I think it will be very interesting to see how the current financial crisis affects the progress of ROWE. I’m sure quite a few of us are a little nervous about having jobs in the next couple of months.
I’m at a government contractor here in Maryland, have three kids, two of which are special needs, in my middle 40s with a mortgage we just got, and a wife who is working as a sales clerk at a local Kohls. ROWE would be great so I could spend time dealing with my kids issues, but in the current environment, I am a little nervous.
Every time I think about what our employees used to go through to get permission to take care of their personal lives, I just cringe - I think “how could we have done that to people?” and it was especially strange for me as a young supervisor to have someone my mother’s age asking for permission to leave early to go to the doctor. But that was just how things were done. Not anymore.
Feedback from my employees indicates that finally being treated like an adult is one of best things that has ever happened to them.
I work in an environment that claims to be open to the ideas of ROWE, but are, in fact, absolutely dedicated to the entrenched norms of the “usual American workplace”. So they are “all talk, no action.” And this place has actually won national awards for being a great place to work!
For me, the “standing meeting” (let’s say it all together now “Aaaarggghhh”) is what is the most demanding of my time. I have no less than 9 standing meetings each week. Most of these are to recap what happened last week in the time between those 9 meetings. And I have to prep at least another 5-6 hours for these recap meetings, using each supervisor’s preferred “status report template.”
Bottom line: we move forward at a snail’s pace, if at any pace at all.

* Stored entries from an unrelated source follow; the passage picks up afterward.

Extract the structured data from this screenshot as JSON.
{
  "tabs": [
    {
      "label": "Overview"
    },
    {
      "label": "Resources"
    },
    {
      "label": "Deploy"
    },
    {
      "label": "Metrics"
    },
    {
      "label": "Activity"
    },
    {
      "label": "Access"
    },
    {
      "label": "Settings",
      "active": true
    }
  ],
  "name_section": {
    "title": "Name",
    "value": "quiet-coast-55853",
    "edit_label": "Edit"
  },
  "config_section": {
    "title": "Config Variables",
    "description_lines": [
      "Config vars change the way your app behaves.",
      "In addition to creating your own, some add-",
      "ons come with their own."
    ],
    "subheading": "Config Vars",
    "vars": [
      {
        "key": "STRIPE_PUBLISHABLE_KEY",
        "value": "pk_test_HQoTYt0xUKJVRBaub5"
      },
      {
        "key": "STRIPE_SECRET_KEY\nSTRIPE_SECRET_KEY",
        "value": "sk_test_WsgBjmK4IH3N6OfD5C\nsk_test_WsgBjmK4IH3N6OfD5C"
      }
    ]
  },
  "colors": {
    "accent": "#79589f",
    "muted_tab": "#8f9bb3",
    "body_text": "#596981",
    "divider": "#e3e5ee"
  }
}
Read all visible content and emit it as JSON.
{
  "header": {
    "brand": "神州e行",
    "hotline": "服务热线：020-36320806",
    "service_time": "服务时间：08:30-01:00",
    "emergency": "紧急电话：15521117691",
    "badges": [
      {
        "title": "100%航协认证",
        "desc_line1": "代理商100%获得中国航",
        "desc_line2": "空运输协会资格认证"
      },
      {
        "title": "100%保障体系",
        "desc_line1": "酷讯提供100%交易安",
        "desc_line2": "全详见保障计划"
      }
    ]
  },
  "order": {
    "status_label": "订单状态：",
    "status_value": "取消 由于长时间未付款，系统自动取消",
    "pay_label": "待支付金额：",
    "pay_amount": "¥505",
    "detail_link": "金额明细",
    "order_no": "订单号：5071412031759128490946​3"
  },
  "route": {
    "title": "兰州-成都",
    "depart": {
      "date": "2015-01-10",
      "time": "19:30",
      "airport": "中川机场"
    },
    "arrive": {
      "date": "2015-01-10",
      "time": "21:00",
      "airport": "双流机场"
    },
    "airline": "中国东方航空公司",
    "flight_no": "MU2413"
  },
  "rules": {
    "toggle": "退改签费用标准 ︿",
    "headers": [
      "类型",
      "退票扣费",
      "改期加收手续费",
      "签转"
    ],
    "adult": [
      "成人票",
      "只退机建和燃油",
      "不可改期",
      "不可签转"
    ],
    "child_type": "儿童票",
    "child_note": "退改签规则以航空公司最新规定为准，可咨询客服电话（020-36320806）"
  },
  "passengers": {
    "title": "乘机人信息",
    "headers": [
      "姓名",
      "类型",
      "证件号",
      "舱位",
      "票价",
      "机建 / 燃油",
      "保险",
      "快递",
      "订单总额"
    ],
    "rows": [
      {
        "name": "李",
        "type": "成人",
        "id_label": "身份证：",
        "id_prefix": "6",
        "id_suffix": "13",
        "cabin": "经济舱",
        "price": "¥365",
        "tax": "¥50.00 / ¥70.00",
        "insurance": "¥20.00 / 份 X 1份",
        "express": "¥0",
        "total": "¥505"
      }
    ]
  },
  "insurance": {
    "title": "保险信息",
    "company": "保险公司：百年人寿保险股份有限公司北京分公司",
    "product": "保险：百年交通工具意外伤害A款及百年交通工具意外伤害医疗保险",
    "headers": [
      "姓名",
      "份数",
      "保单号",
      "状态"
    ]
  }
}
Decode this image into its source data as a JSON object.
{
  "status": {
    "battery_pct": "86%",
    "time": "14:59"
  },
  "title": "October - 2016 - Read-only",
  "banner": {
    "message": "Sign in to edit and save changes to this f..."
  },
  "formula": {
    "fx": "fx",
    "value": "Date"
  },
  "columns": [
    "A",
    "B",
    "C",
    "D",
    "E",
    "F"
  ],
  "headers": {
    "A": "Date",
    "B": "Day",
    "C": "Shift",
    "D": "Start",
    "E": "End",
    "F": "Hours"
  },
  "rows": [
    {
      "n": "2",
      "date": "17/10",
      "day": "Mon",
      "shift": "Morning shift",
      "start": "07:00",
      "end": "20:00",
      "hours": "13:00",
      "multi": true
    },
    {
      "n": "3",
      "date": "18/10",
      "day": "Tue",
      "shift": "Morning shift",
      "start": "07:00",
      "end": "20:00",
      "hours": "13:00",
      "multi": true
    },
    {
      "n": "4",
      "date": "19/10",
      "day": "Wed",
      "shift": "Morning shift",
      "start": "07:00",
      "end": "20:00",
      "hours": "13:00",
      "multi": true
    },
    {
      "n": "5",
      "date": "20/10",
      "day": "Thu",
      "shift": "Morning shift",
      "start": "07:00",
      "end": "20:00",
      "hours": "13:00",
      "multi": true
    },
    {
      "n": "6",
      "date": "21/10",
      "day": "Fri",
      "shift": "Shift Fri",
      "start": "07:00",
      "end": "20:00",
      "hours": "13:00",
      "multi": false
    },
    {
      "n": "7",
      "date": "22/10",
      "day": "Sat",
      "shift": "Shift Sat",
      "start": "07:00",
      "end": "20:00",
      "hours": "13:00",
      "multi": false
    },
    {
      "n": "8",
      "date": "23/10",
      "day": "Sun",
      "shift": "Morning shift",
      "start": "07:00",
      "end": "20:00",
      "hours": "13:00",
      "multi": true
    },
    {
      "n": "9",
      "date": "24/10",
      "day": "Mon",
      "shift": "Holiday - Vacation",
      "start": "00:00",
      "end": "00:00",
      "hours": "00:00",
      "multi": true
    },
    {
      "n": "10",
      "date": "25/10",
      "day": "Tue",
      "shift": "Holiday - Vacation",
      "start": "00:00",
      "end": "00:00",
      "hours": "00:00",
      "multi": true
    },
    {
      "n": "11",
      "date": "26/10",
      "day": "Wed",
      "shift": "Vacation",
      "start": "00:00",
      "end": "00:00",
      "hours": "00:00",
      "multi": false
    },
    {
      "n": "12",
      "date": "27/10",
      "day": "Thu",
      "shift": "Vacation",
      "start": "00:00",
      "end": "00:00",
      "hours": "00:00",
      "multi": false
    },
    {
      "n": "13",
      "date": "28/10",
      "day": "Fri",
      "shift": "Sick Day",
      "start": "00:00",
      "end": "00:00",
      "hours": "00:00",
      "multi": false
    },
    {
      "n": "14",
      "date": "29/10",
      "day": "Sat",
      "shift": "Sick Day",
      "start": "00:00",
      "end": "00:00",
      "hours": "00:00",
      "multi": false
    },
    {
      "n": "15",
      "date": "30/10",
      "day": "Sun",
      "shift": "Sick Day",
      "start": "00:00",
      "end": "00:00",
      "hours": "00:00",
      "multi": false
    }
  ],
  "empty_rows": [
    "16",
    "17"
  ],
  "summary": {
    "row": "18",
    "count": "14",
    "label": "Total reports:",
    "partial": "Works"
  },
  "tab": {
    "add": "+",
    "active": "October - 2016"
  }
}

And then we wonder why so many of our ambitious goals aren’t met by the end of the year. So we have yet another meeting to find out. And then we don’t change. And so on. Sigh.
This is powerful food for thought and it’s heartbreaking, really.
When I dream of my kids growing up and entering the work force, I do not dream of them working where who they are and what’s most important to them must be sacrificed for their jobs. I do not dream of them being slaves to a time clock or having controlled bathroom breaks.
And then I struggle with this idea of ROWE for “kids” (or the next generation) — is it an indulgence? Have they yet paid their dues? I mean come on… the rest of us have earned the right — the privilege — to work for results only. Our work ethic is proven. What do these kids have to show for anything?
And then I snap out of it. And think that those of us who believe in ROWE, who manage with ROWE…wouldn’t we want to help our “kids” avoid the pain that we went through?
Of course we would.
And so my dream continues.
ROWE is the way of the future. And I hope that the next video is the one where our kids are advertising the feature benefits of ROWE, creating hope amidst those who feel so hopeless.